What do you look at and think, "I wish younger me would have known this was possible"?

My entire life journey seems surreal. I don't think my younger self would have known I had the strength or motivation to become a scientist. I always pictured myself making a comfortable living with a 9-5 job. Now my life seems to be driven by curiosity and passion. It took many unexpected turns for the best.

Why do you love working in STEM?

I love independence and troubleshooting. My job is to ask questions, learn, and discover. It's almost unfair how I found a career that allowed me to go after the resources I need to answer questions that no one knows the answer to.
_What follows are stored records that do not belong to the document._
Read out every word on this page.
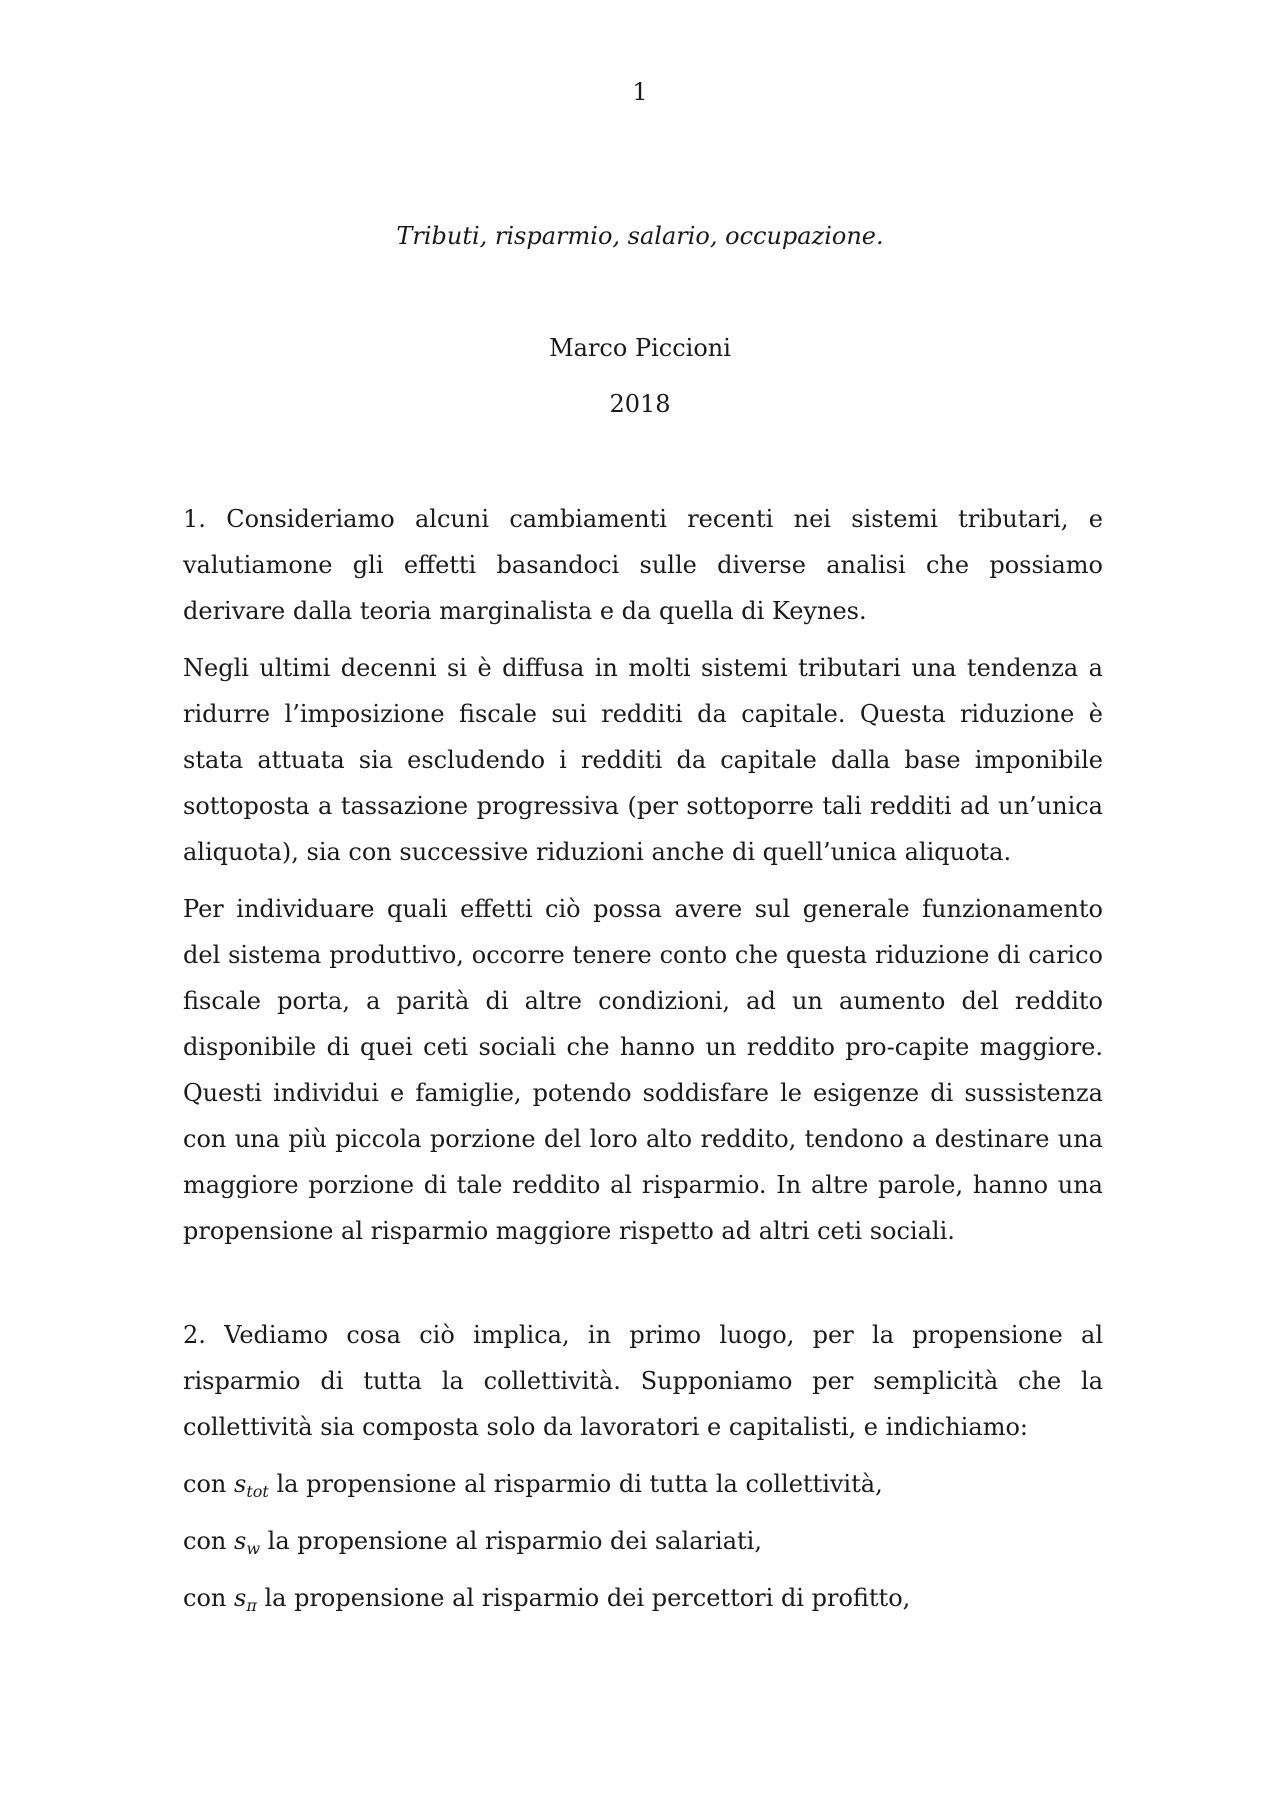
1
Tributi, risparmio, salario, occupazione.
Marco Piccioni
2018

1. Consideriamo alcuni cambiamenti recenti nei sistemi tributari, e valutiamone gli effetti basandoci sulle diverse analisi che possiamo derivare dalla teoria marginalista e da quella di Keynes.

Negli ultimi decenni si è diffusa in molti sistemi tributari una tendenza a ridurre l’imposizione fiscale sui redditi da capitale. Questa riduzione è stata attuata sia escludendo i redditi da capitale dalla base imponibile sottoposta a tassazione progressiva (per sottoporre tali redditi ad un’unica aliquota), sia con successive riduzioni anche di quell’unica aliquota.

Per individuare quali effetti ciò possa avere sul generale funzionamento del sistema produttivo, occorre tenere conto che questa riduzione di carico fiscale porta, a parità di altre condizioni, ad un aumento del reddito disponibile di quei ceti sociali che hanno un reddito pro-capite maggiore. Questi individui e famiglie, potendo soddisfare le esigenze di sussistenza con una più piccola porzione del loro alto reddito, tendono a destinare una maggiore porzione di tale reddito al risparmio. In altre parole, hanno una propensione al risparmio maggiore rispetto ad altri ceti sociali.

2. Vediamo cosa ciò implica, in primo luogo, per la propensione al risparmio di tutta la collettività. Supponiamo per semplicità che la collettività sia composta solo da lavoratori e capitalisti, e indichiamo:

con $s_{tot}$ la propensione al risparmio di tutta la collettività,

con $s_w$ la propensione al risparmio dei salariati,

con $s_\pi$ la propensione al risparmio dei percettori di profitto,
For a brief moment in time (before publishing a scientific article), I carry knowledge no one in this world knows about and that, to me, is an incredible thought.

Best advice for next generation?

There is one piece of advice I feel we don't talk about often enough. That is, rising above negative connotations and owning the things that make you a great leader. I have been advised on several occasions to act more like a "man" in order to be successful in this field. I completely reject this idea. The terms "sensitive," "aggressive," "emotional," or "motherly" are all qualities that make up a great leader. To create a team, working relationships, and a safe environment, you need to be empathetic; it's ok to feel and express it. My advice is to own these characteristics, never apologize for feeling, caring, or demanding respect.

Inspo quote / fun fact / role model

"Be yourself; everyone else is taken" -Oscar Wilde. A bit silly but this quote resonates with me. Down the road, you will constantly be compared to others. This might make you feel like you need to become someone else. Ignore those comments.